PPG’s leverage may be a point of contention. Although PPG’s long-term debt has increased in 2018 from $3.9 billion to $4.6 billion in the first quarter of 2019, its leverage is still well below peers. PPG’s current debt is less than two times its EBITDA, compared with Sherwin-Williams’ four times. Trian hailed an increase in leverage closer to peers as a potential avenue for value creation.
Nor has Trian received any concessions on corporate governance yet. Management put forward proposals to declassify the board and remove the supermajority voting standard, but the 80% of outstanding shares approval threshold has proved an insuperable hiccup for years (around 99% of the shares cast voted for the resolutions in 2019), in what appears to be a Catch-22 situation. PPG has hired a proxy solicitor to improve the turnout next year.
The next event to watch is PPG’s second-quarter earnings, likely to be announced in mid-July. Pressure on management to deliver on earnings-per-share growth is high, after in the first quarter it reported a drop of nearly 3% compared to the same period last year, although it beat expectations. Trian is likely waiting on the sidelines.

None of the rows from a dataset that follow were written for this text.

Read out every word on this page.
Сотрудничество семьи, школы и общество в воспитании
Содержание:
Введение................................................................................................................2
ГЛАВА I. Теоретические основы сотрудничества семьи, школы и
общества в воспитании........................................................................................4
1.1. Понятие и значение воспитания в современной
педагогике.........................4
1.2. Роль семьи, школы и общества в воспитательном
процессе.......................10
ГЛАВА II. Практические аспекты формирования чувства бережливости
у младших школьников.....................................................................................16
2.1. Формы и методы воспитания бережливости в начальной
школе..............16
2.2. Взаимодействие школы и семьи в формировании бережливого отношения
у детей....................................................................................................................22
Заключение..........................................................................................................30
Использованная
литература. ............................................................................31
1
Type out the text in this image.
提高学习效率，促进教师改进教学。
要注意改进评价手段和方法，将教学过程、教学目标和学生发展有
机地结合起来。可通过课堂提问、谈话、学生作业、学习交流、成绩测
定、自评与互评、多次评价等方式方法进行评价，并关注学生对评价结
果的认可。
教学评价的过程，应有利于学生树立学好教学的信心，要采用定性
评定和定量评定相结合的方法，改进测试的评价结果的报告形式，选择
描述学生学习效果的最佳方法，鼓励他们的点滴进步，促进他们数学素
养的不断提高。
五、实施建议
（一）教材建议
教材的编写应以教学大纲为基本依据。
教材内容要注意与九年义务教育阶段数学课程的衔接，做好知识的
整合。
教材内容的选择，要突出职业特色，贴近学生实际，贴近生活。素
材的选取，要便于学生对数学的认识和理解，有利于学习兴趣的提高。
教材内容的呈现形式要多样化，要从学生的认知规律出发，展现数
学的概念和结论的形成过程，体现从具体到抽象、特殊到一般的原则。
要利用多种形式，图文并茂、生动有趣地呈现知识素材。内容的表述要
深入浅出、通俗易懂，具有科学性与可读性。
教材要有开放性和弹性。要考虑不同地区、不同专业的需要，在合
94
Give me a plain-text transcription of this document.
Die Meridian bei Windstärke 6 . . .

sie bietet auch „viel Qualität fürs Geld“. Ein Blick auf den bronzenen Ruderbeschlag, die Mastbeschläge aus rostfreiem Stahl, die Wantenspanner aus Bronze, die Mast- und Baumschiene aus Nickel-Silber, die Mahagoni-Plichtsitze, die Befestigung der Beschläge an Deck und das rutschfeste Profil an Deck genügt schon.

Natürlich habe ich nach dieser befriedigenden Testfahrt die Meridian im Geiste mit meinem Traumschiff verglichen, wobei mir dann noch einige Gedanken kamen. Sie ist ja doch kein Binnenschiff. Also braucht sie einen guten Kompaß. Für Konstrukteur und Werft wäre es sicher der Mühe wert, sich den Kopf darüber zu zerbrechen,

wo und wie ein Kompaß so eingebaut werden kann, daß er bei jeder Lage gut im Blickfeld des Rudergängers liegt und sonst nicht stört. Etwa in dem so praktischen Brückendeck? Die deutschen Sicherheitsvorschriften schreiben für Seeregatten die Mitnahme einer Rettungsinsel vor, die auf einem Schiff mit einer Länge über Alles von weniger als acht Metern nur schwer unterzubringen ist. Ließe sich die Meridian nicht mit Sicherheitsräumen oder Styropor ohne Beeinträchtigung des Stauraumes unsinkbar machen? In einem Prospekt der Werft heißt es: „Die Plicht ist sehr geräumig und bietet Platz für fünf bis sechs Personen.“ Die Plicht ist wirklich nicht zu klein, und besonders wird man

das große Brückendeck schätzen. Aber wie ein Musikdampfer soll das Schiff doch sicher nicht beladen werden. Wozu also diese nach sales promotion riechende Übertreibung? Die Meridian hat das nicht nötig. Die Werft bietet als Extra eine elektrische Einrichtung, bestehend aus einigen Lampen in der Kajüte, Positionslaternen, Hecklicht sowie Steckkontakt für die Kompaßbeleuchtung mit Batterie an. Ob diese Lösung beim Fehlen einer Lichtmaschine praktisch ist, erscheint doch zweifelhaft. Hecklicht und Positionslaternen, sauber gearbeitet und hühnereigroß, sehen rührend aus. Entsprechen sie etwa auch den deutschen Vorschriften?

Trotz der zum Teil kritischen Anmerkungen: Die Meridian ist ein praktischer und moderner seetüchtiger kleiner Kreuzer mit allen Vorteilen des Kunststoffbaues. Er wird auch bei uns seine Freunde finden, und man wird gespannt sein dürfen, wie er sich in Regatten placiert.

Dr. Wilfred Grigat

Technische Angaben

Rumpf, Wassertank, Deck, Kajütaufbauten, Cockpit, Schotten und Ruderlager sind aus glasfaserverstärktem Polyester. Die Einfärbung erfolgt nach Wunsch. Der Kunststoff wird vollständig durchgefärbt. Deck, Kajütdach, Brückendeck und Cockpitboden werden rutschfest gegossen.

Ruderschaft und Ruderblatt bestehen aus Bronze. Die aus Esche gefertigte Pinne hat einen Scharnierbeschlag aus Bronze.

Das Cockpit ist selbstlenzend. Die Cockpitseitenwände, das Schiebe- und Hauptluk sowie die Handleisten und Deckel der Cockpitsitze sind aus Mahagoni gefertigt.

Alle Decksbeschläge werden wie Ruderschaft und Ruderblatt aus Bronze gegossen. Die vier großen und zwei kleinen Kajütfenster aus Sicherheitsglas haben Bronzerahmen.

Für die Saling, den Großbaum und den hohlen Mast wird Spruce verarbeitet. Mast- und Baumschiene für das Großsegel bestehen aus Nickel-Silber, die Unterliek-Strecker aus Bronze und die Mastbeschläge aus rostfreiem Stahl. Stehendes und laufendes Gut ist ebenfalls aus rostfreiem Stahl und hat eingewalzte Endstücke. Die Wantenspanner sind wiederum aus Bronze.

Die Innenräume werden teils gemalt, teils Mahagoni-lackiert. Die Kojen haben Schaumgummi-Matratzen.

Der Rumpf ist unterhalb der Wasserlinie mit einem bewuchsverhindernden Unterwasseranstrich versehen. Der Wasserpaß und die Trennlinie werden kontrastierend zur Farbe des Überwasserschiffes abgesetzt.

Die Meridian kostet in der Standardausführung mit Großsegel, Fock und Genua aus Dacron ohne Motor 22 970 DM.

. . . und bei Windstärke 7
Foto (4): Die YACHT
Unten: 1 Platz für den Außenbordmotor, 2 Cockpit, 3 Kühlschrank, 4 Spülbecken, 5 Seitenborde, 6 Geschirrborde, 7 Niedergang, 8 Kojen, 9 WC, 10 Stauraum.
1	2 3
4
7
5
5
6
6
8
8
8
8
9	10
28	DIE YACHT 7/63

Gatemore Capital Management disclosed a 3.8% stake in U.K. wine specialist Majestic Wine, and is pushing for a breakup behind the scenes, Activist Insight Online understands. Gatemore, the Liad Meidar-led fund known for its campaigns at DX Group and French Connection, believes the company should separate its subscription-based wine retailer from its classic retailing operations consisting of roughly 200 stores, contending there are few synergies between the two units, according to a source. On May 21, the company confirmed press speculation that it is considering a sale of its traditional retail business, earning Gatemore’s applause. The news represented a marked shift in strategy, after in March the company said it planned to transfer resources from its retail operations to the subscription service Naked Wines, a plan that was not supported by Gatemore.

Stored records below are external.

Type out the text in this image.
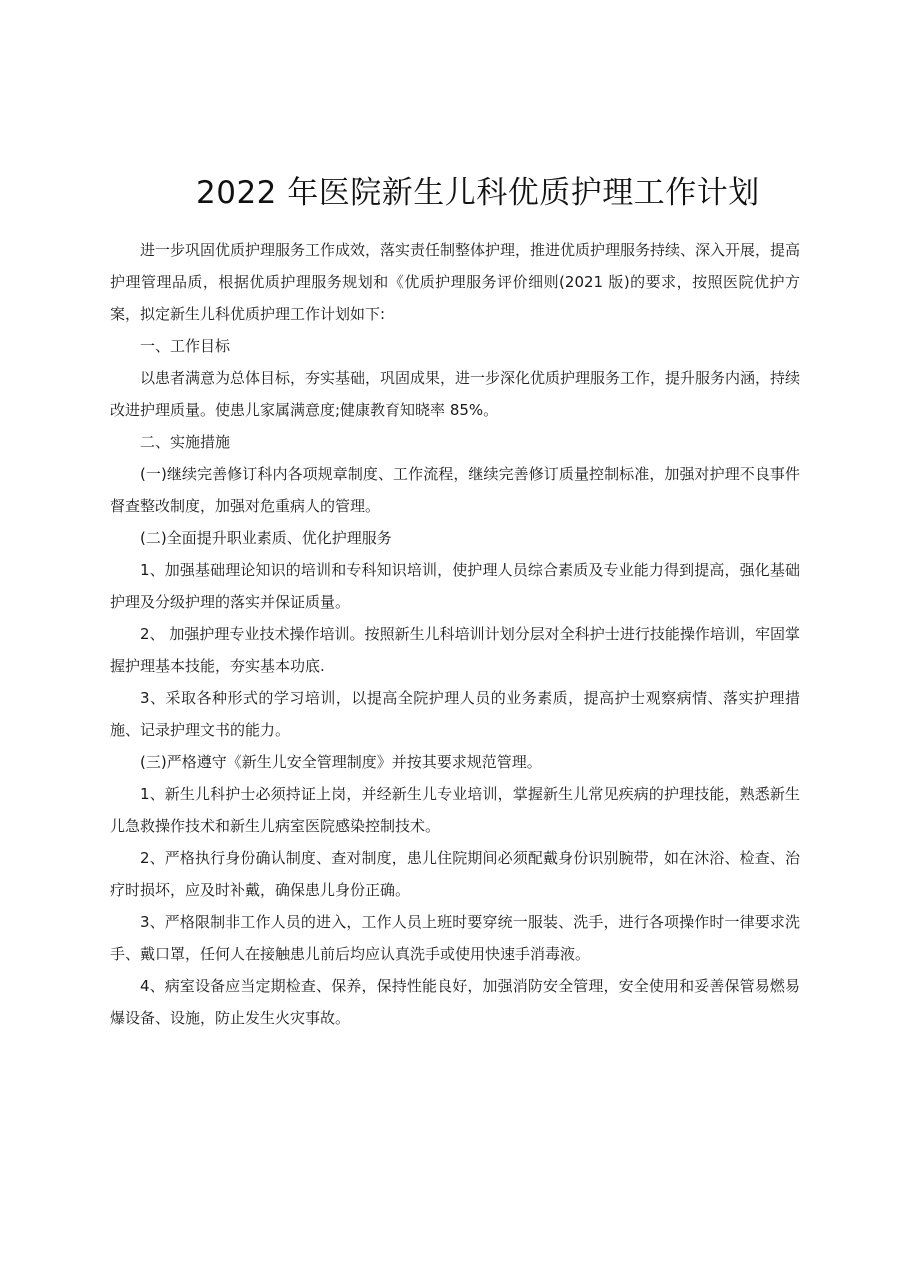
2022 年医院新生儿科优质护理工作计划

进一步巩固优质护理服务工作成效，落实责任制整体护理，推进优质护理服务持续、深入开展，提高护理管理品质，根据优质护理服务规划和《优质护理服务评价细则(2021 版)的要求，按照医院优护方案，拟定新生儿科优质护理工作计划如下:

一、工作目标

以患者满意为总体目标，夯实基础，巩固成果，进一步深化优质护理服务工作，提升服务内涵，持续改进护理质量。使患儿家属满意度;健康教育知晓率 85%。

二、实施措施

(一)继续完善修订科内各项规章制度、工作流程，继续完善修订质量控制标准，加强对护理不良事件督查整改制度，加强对危重病人的管理。

(二)全面提升职业素质、优化护理服务

1、加强基础理论知识的培训和专科知识培训，使护理人员综合素质及专业能力得到提高，强化基础护理及分级护理的落实并保证质量。

2、 加强护理专业技术操作培训。按照新生儿科培训计划分层对全科护士进行技能操作培训，牢固掌握护理基本技能，夯实基本功底.

3、采取各种形式的学习培训，以提高全院护理人员的业务素质，提高护士观察病情、落实护理措施、记录护理文书的能力。

(三)严格遵守《新生儿安全管理制度》并按其要求规范管理。

1、新生儿科护士必须持证上岗，并经新生儿专业培训，掌握新生儿常见疾病的护理技能，熟悉新生儿急救操作技术和新生儿病室医院感染控制技术。

2、严格执行身份确认制度、查对制度，患儿住院期间必须配戴身份识别腕带，如在沐浴、检查、治疗时损坏，应及时补戴，确保患儿身份正确。

3、严格限制非工作人员的进入，工作人员上班时要穿统一服装、洗手，进行各项操作时一律要求洗手、戴口罩，任何人在接触患儿前后均应认真洗手或使用快速手消毒液。

4、病室设备应当定期检查、保养，保持性能良好，加强消防安全管理，安全使用和妥善保管易燃易爆设备、设施，防止发生火灾事故。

Quote of the week comes from the investor group consisting of Legion Partners Asset Management, Macellum Advisors and Ancora Advisors, which settled with Bed Bath & Beyond for four seats following an intense campaign. The agreement comes after the company dismissed its CEO and replaced five directors, which together with the new additions resulted in wholesale change.
"We are pleased to have reached this resolution with Bed Bath & Beyond, which is the result of collaborative dialogue and intensive engagement with the company. Together with the existing board members, these four new independent directors will help the company navigate the current omnichannel retail environment and pursue our shared goal of enhancing shareholder value. We are optimistic about the company's efforts to find a best-in-class CEO to drive shareholder value and applaud the board's commitment to building an even stronger future for shareholders, customers, associates and other stakeholders."